Assessing the human health risk of Baltic Sea sea trout (Salmo trutta L.) consumption
The current study assessed health risks posed by exposure to metals from the consumption of Baltic Sea trout (Salmo trutta L.). Concentrations of essential minerals in sea trout muscles were determined and compared with the physiological requirements of these minerals in Polish nutrition standards, recommended dietary allowances (RDA), and estimated average requirements (EAR). Chemical analyses indicated that sea trout was rich in phosphorus, calcium, magnesium, sodium, and potassium. The pattern significance gradation of the element concentrations was as follows: P>Ca>Mg>Na>K>Fe>Zn>Cu>Se>Mn>Co. Sea trout consumption can provide a considerable portion of the RDA of copper, magnesium, phosphorus, calcium, iron, and zinc.
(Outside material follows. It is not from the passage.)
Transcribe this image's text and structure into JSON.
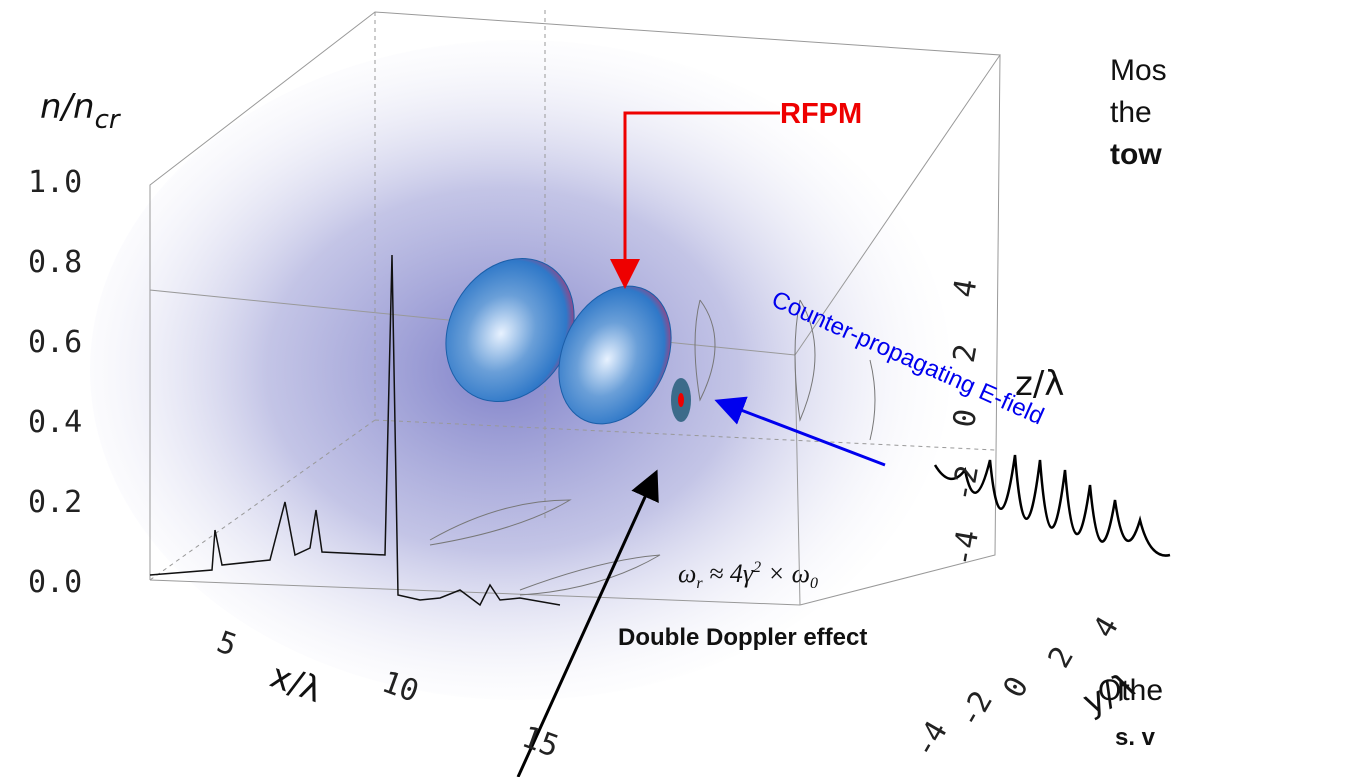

The ranking order of the mean toxic element concentrations in sea trout muscle tissues was As>Pb>Cd>Hg. Potential risk estimated with the hazard quotient (HQ) indicated that most metals posed no health risk because they did not exceed reference doses at HQ < 1. For carcinogenic and non-carcinogenic effects, the maximum allowable rates of sea
trout consumption were sufficiently high to ensure human health. According to these data, the consumption of farmed sea trout from the Baltic Sea in the northern region of
Pomerania, Poland did not pose a risk to human health.